Nada de alfombra roja. Cada vez tengo menos claro que esa sea la percepción que se tiene de un blogger. Mi día a día es de locura y, sin embargo, pienso que a causa de la aparición desmesurada de personas que se abren un blog pensando que esto es jauja (sin que esta circunstancia les dure mucho cuando se dan cuenta de lo durísimo que es y de las horas que hay que echarle) hace que emerja una corriente crítica hacia los y las bloggers. En el último lugar que he estado, y hablando con muchísimas marcas, he constatado que algunas tienen una percepción muy equivocada de nuestro trabajo.

Las que nos conocen bien, porque hace tiempo que colaboran con nosotros y saben de nuestra profesionalidad y resultados, valoran muchísimo (y hasta se apiadan) de la vida loca que llevamos (entre trabajo, redes sociales, blog, casa, hijos y pareja); pero las que solo nos conocen de oídas o han tenido la mala suerte de topar con ese blog o Facebookero emergente que solo pide y pide regalos (creyendo que la marca está obligada a hacérselos)… ¡Hay amigos! Estos tienen una malísima percepción de lo que es un blogger. Para nada creen que vivamos en una alfombra roja. Todo lo contrario, nos ven como amas de casa, jovencitas sin estudios o señores en batín, que se levantan de la cama, se preparan un café y se sientan en su comedor frente al ordenador a enviar propuestas indiscriminadas de colaboración a cambio de regalos y mensajes en Twitter. Yo lucho cada día para explicar que no somos así, que somos profesionales, en mi caso del periodismo, que hablamos y opinamos libremente en nuestro blog, Facebook o Instagram sobre los temas en los que nos hemos especializado (en mi caso durante diecisiete años) y que estamos remunerados, porque lo nuestro no es una distracción, ni un hobby, sino un trabajo al que dedicamos muchas, muchas, muchas más horas al día, que una jornada laboral completa. Porque para atender a nuestros lectores, compartir con ellos contenidos y conocer las propuestas y productos de las marcas, previamente debemos testarlos para dar nuestra opinión sincera. Y eso lleva tiempo.

Personalmente, escojo cada vez más las propuestas a las que dedico mi atención y trabajo. Nunca cobro por mis opiniones; nadie me obliga a escribir nada que no quiera;, no hago publirreportajes (los medios, sí) pero las horas de dedicación a asistir a un evento, hacer fotos, vídeos, editarlos, subirlos a las redes sociales, compartirlos, escribir, comentar, etc. tienen un coste y para mi cada vez este es más alto. Y en eso estamos ahora (y hay quien todavía no se ha enterado): hacer entender que ni somos estrellas del firmamento ni que vivimos del aire.

Un periodista siempre cobra por su trabajo. ¿Consideras que el trabajo de un blogger siempre tiene que remunerarse?
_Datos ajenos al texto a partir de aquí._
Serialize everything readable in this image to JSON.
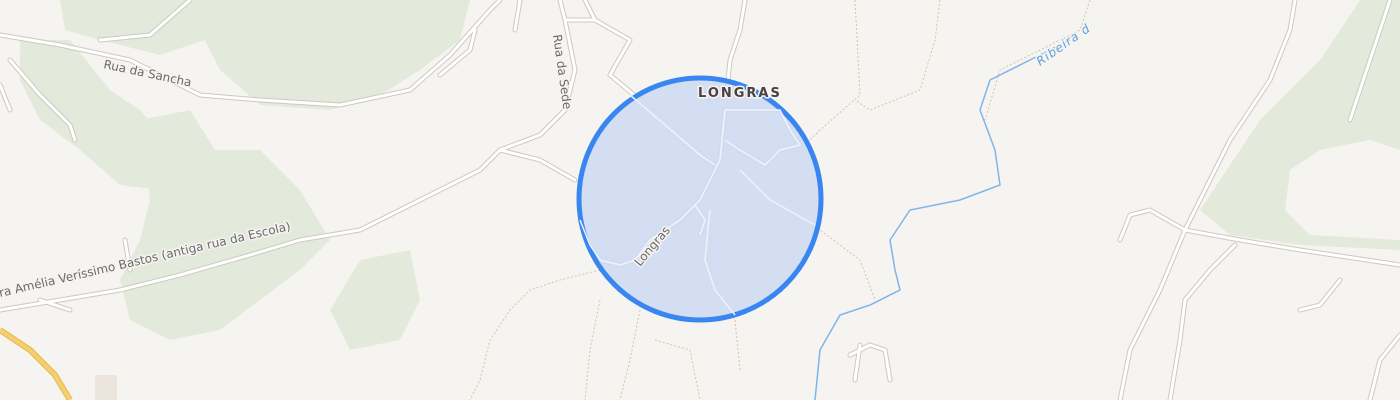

Lo he comentado antes pero ahora pondré un ejemplo que me ha acompañado toda la vida. Cuando hice mis primeras prácticas en la televisión (que eran remuneradas y bien remuneradas) uno de mis compañeros de sección en los informativos me dijo: “nunca trabajes gratis, es tu valor, tu tiempo, tu conocimiento, tus años de estudio… Nadie puede pedirte nunca que lo hagas y tú no debes hacerlo”. Llevo casi 20 años en el mundo del periodismo y siete como blogger especializada en temas de familia, ¿cree alguien que mi experiencia cuando asesoro a una marca o aconsejo a un lector no tiene valor? La madurez profesional es la que me ha enseñado en la vida a dar respuestas, a aportar soluciones para ayudar a los demás. Esa asesoría, ese conocimiento, se tiene que remunerar. Lo que hagan los demás bloggers me afecta (si trabajan gratis) y no me afecta (algún día pensarán como yo). Lo que sí tengo muy claro es que quien quiera trabajar conmigo tendrá que pagarme.

A estas alturas, seguro que todavía te sigues encontrando con marcas que podríamos denominar prehistóricas en materia de comuniación. ¿Nos cuentas alguna de esas propuestas un tanto surrealistas que soléis recibir las blogueras?

Hay dos tipos de prehistoria. La primera es la del Homo Sapiens. Pertenecen a ella todas aquellas empresas que no han entrado en el universo de los blogs (o influencers) ni en las redes sociales pero entienden claramente cómo funcionan. Se han dedicado a su negocio y, en función del sector, establecen ahora un primer contacto. Estas organizaciones son ‘sabias’ y nunca te harán una proposición a cambio de nada. Respetan tu trabajo y son conscientes de que puedes ayudarles en un terreno que para ellos es desconocido.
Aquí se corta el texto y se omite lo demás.